How South-East Asia’s pig butchering scammers are using artificial intelligence technology


The video shows a young Asian man with stubbly facial hair and blond tips sitting in a gaming chair in a messy bedroom.

Over the next minute his face cycles through more than a dozen different genders and ethnicities.

It’s not just another new TikTok filter.

The video is advertising a real-time deepfake face-swapping system reportedly being employed by South-East Asian crime syndicates in so-called “pig butchering” cyberscam operations.

Experts say the technology and other new artificial intelligence (AI) tools — such as generative AI chatbots — are increasing the effectiveness of the scams and broadening their reach to new victims.

However, some of the scam operations appear to be having less success with the new tech than others.

Loading…

Proliferation of ‘pig butchering’

Since 2020, scores of predominantly Chinese-run call-centre style scam operations have sprung up across South-East Asia mostly in Cambodia, Myanmar and Laos.

Their trademark is “Sha Zhu Pan”or “pig butchering” scams in which victims are contacted through social media or text messages, befriended or seduced and then lured into fake investment schemes — usually cryptocurrency.

The syndicates initially employed and victimised mostly ethnic Chinese but are reportedly increasingly targeting people from different nationalities following a crackdown by Beijing.

Operating out of tall office buildings in fortified compounds, the typical team has “keyboarders” who chat with the victims via messaging apps, models who act as the face and voice of a scam and bosses who manage the operations.

Their proliferation has led to a massive surge in scam activity, with lives ruined across the globe and total losses in the billions of dollars.

And according to the authorities, AI is making their scams even more effective.  

Earlier this year the United Nations Office of Drugs and Crime (UNODC) warned “recent advances in large language model-based chatbots, deepfake technology, and automation” had enabled “more sophisticated and damaging cyber fraud schemes”.

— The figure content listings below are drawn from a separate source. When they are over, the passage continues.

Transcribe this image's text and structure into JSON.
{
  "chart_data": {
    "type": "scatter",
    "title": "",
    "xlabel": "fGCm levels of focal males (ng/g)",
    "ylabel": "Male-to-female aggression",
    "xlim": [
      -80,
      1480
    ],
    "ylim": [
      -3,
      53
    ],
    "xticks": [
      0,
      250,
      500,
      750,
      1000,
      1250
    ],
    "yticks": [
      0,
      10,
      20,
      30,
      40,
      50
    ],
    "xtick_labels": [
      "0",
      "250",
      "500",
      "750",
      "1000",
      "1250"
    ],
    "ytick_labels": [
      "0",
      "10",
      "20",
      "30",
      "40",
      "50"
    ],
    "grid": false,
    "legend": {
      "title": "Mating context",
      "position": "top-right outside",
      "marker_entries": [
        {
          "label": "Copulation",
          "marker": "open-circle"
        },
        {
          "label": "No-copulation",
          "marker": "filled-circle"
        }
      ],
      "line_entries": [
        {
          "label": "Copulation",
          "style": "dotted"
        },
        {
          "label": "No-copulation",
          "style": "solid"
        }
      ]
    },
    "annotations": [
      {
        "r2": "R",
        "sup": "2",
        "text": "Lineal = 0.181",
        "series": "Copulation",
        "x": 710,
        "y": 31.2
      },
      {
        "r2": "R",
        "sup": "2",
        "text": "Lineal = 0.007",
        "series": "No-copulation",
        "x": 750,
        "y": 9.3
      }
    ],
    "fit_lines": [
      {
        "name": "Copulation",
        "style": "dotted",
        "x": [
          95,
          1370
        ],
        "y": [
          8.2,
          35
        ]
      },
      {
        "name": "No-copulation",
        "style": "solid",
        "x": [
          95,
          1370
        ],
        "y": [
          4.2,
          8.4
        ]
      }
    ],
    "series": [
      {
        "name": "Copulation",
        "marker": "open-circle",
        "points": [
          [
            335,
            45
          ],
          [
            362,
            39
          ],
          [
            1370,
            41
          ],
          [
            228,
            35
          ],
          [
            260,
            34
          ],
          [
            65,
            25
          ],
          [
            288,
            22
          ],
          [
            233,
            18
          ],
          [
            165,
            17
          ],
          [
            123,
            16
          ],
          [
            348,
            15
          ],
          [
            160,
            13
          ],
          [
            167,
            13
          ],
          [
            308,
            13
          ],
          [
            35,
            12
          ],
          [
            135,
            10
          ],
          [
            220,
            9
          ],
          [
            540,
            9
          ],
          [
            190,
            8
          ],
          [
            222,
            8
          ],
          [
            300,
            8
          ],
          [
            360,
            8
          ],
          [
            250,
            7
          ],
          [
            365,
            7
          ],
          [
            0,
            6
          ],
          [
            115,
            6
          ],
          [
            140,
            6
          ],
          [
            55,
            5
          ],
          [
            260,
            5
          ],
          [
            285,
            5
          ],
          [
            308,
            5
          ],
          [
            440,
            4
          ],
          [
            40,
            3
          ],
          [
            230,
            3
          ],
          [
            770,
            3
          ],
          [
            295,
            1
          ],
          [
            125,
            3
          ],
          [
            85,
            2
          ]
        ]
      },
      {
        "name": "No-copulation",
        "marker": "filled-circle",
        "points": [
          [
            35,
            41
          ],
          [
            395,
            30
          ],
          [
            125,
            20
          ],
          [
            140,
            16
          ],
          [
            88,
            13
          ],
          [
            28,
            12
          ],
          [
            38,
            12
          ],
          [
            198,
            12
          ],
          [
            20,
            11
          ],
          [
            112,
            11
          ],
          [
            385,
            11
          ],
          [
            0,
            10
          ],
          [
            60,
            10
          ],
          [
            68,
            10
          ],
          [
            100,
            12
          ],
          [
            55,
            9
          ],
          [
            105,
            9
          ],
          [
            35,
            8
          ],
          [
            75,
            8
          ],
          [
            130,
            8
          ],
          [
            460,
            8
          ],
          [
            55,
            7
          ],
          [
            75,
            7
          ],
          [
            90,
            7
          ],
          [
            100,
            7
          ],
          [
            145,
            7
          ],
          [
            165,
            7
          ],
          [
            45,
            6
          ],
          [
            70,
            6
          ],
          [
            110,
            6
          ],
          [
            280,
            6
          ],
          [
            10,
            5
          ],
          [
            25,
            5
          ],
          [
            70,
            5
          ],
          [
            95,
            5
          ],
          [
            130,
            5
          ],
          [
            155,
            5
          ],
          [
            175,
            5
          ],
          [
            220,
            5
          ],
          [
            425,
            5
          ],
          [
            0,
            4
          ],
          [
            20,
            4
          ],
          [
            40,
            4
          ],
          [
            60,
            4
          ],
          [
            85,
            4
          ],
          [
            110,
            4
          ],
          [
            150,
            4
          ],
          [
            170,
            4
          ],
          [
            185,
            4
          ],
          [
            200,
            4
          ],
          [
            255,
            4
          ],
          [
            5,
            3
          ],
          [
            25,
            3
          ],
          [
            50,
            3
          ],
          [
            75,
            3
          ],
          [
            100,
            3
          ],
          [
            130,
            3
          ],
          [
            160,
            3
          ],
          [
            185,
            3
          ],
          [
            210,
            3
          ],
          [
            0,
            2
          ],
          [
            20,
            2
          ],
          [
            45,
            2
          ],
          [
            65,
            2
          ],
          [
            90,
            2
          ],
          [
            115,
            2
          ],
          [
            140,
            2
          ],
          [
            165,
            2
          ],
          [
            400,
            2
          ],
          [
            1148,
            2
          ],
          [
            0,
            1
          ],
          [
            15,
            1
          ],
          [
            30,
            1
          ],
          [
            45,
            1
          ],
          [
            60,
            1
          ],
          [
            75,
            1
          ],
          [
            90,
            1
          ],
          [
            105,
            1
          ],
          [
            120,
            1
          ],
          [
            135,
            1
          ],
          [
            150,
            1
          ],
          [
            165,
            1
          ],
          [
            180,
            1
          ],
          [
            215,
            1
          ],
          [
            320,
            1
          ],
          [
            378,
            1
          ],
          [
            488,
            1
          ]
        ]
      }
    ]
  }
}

“By using artificial intelligence (AI) to create computer-generated images and voices that are virtually indistinguishable from real ones, scammers can execute social engineering scams with alarming success rates, exploiting people’s trust and emotions,” the organisation said.

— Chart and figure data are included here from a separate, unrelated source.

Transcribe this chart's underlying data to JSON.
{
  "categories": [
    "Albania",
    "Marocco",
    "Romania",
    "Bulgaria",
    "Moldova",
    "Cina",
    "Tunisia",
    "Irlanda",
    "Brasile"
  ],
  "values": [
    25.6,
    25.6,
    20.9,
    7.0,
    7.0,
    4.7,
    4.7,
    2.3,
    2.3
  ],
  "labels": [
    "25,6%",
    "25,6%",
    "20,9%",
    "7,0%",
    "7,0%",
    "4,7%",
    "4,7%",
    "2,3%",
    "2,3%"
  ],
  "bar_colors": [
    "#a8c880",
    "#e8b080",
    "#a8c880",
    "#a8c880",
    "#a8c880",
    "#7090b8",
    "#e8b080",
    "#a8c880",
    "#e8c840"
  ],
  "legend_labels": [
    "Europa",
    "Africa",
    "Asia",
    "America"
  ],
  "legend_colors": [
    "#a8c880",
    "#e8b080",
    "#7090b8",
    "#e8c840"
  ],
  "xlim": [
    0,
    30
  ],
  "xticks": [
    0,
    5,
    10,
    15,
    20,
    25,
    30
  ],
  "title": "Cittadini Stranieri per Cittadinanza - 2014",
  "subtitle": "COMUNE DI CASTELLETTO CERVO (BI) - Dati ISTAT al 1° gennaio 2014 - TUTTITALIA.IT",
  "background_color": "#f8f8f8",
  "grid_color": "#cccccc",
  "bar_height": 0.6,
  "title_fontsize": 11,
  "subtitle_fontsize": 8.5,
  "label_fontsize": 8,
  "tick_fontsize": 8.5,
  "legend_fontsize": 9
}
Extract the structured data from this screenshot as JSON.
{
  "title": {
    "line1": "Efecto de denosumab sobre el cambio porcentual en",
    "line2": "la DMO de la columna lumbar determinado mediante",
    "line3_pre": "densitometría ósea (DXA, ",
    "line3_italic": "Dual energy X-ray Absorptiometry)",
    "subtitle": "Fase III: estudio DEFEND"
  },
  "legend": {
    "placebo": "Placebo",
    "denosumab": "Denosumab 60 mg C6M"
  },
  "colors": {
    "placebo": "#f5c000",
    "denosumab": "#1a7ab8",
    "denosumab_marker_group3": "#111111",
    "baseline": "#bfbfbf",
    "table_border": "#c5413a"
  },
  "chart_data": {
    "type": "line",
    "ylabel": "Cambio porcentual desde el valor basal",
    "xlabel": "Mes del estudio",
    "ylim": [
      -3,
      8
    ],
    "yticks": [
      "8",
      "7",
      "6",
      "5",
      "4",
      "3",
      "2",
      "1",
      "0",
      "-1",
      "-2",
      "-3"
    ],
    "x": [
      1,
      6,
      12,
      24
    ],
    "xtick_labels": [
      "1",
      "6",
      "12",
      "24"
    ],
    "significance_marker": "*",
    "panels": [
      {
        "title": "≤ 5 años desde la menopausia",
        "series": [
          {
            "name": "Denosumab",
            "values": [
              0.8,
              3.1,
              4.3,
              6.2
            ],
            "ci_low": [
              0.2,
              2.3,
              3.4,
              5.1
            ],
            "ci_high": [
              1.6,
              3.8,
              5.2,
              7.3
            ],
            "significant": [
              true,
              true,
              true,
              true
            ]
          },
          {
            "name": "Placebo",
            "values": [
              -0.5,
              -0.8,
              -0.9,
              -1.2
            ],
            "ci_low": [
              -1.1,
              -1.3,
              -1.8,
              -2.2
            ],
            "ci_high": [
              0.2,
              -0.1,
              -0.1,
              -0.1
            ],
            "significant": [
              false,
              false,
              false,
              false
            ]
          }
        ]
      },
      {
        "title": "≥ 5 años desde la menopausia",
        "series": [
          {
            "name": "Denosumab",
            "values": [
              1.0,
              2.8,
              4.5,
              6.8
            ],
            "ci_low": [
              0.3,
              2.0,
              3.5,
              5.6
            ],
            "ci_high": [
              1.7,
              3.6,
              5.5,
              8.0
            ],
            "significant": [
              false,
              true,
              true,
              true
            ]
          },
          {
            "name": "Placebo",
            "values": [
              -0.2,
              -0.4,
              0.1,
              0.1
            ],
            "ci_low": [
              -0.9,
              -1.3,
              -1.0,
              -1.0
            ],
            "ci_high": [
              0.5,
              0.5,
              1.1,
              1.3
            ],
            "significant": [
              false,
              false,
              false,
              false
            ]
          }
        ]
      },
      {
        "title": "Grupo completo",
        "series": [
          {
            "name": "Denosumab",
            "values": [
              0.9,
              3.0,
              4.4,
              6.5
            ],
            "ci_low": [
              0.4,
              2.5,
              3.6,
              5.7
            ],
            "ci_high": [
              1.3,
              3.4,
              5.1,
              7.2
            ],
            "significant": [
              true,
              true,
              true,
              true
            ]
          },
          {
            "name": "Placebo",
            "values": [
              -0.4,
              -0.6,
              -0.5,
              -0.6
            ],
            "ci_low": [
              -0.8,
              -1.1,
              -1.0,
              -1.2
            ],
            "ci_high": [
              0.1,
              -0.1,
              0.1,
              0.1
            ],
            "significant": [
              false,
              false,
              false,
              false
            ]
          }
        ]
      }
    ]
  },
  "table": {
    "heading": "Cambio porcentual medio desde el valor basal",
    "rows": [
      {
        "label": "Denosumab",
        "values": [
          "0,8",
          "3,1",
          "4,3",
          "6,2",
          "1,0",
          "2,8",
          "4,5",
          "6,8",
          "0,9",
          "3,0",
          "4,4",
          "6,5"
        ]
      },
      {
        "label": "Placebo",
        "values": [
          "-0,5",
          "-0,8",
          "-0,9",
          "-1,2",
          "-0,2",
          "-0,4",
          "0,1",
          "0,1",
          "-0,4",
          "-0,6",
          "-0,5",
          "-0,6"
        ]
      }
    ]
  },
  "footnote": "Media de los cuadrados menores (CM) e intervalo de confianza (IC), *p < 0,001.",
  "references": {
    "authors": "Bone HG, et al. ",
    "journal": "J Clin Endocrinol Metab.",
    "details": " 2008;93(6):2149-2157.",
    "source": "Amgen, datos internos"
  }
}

‘A very, very, very twisted thing’

Many of those working these cyberscam operations are lured from other countries with promises of legitimate jobs before being forced to work in slave-like conditions. Escapees have reported being beaten and tortured.

Judah Tana is the director of Global Advance Projects, a Thailand-based NGO which has aided hundreds of trafficking victims who have escaped from scam compounds in Myanmar.